14/04/2026
When parenting feels heavy, we often lean into logic or discipline to find our way out. But some research suggests that laughter does more than just lighten the mood—it actually shifts our brain chemistry.
Why humour helps:
• Lowers Stress: Shared laughter can reduce cortisol (the stress hormone) in both you and your child.
• Builds Safety: Humour signals to a child’s nervous system that they are safe and loved, even in moments of friction.
• Encourages Cooperation: It is much harder to maintain a "power imbalance" when you are both giggling.
A gentle reminder: You don’t have to be a comedian. Sometimes, just a silly face or a playful word is enough to turn a "problem" into a "signpost" toward a solution.
For an older age-range of 13-17:
Humour helps parents connect with teens by reducing tension, humanizing the adult, and opening doors to sensitive topics. Hunour can significantly reduce the perceived power imbalance between adults and teens. It is important that it is authentic and not contrived. Poorly timed or unamusing humour can backfire.

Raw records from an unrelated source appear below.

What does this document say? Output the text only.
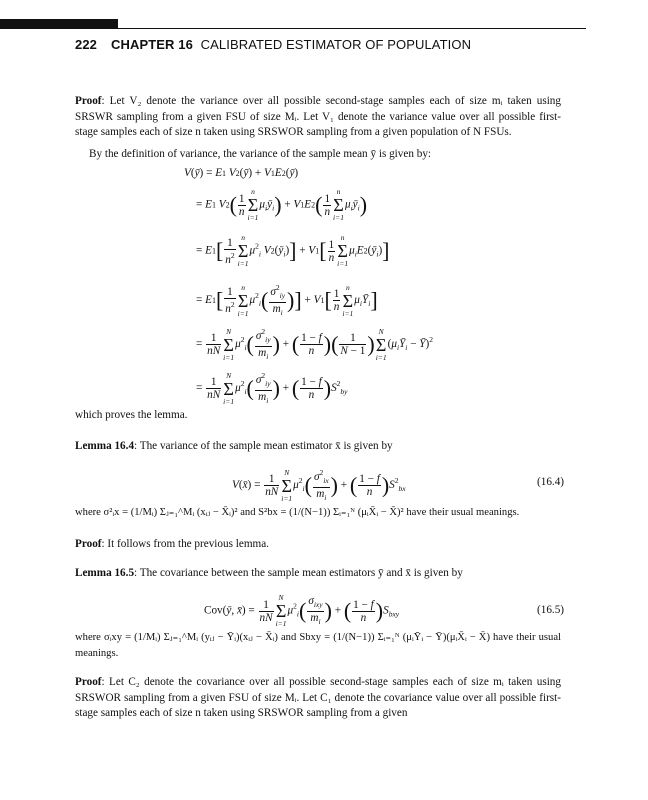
222 CHAPTER 16 CALIBRATED ESTIMATOR OF POPULATION
Proof: Let V₂ denote the variance over all possible second-stage samples each of size mᵢ taken using SRSWR sampling from a given FSU of size Mᵢ. Let V₁ denote the variance value over all possible first-stage samples each of size n taken using SRSWOR sampling from a given population of N FSUs.
By the definition of variance, the variance of the sample mean ȳ is given by:
V(ȳ) = E1 V2(ȳ) + V1E2(ȳ)
= E1 $V2( \frac{1}{n}$
n
Σ
i=1
$\mu_iȳ_i) + V1E2( \frac{1}{n}$
n
Σ
i=1
$\mu_iȳ_i$)
= $E1[ \frac{1}{n^2}$ n
Σ
i=1
$\mu^2_i$ $V2(ȳ_i)] + V1[ \frac{1}{n}$
n
Σ
i=1
$\mu_iE2(ȳ_i)$]
= $E1[ \frac{1}{n^2}$ n
Σ
i=1
$\mu^2_i( \frac{\sigma^2_{iy}}{m_i}$ )] + $V1[ \frac{1}{n}$
n
Σ
i=1
$\mu_iȲ_i$]
= $\frac{1}{nN}$
N
Σ
i=1
$\mu^2_i( \frac{\sigma^2_{iy}}{m_i}$ ) + ( $\frac{1 - f}{n}$ )( $\frac{1}{N - 1}$ )
N
Σ
i=1
($\mu_iȲ_i$ − Ȳ)$^2$
= $\frac{1}{nN}$
N
Σ
i=1
$\mu^2_i( \frac{\sigma^2_{iy}}{m_i}$ ) + ( $\frac{1 - f}{n} )S^2_{by}$
which proves the lemma.
Lemma 16.4: The variance of the sample mean estimator x̄ is given by
V(x̄) = $\frac{1}{nN}$
N
Σ
i=1
$\mu^2_i( \frac{\sigma^2_{ix}}{m_i}$ ) + ( $\frac{1 - f}{n} )S^2_{bx}$
(16.4)
where σ²ᵢx = (1/Mᵢ) Σⱼ₌₁^Mᵢ (xᵢⱼ − X̄ᵢ)² and S²bx = (1/(N−1)) Σᵢ₌₁ᴺ (μᵢX̄ᵢ − X̄)² have their usual meanings.
Proof: It follows from the previous lemma.
Lemma 16.5: The covariance between the sample mean estimators ȳ and x̄ is given by
Cov(ȳ, x̄) = $\frac{1}{nN}$
N
Σ
i=1
$\mu^2_i( \frac{\sigma_{ixy}}{m_i}$ ) + ( $\frac{1 - f}{n} )S_{bxy}$	(16.5)
where σᵢxy = (1/Mᵢ) Σⱼ₌₁^Mᵢ (yᵢⱼ − Ȳᵢ)(xᵢⱼ − X̄ᵢ) and Sbxy = (1/(N−1)) Σᵢ₌₁ᴺ (μᵢȲᵢ − Ȳ)(μᵢX̄ᵢ − X̄) have their usual meanings.
Proof: Let C₂ denote the covariance over all possible second-stage samples each of size mᵢ taken using SRSWOR sampling from a given FSU of size Mᵢ. Let C₁ denote the covariance value over all possible first-stage samples each of size n taken using SRSWOR sampling from a given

We wish you a bit of humour to help bridge a gap today. 🩷
References:
A. Baldassarre, “Adult therapist in the adolescents group,” Jan. 2004.
A. Blackmore, “TO JOKE OR NOT TO JOKE – some upper-secondary school students’ perceptions and experiences of humour in the classroom.,” Jan. 2011.
K. Qin and F. Beauchemin, “‘I Can Go Slapsticks’: Humor as Humanizing Pedagogy for Science Instruction With Multilingual Adolescent Immigrant Learners,” Literacy Research: Theory, Method, And Practice, vol. 71, no. 1, pp. 304–322, Aug. 2022, doi: 10.1177/23813377221114766.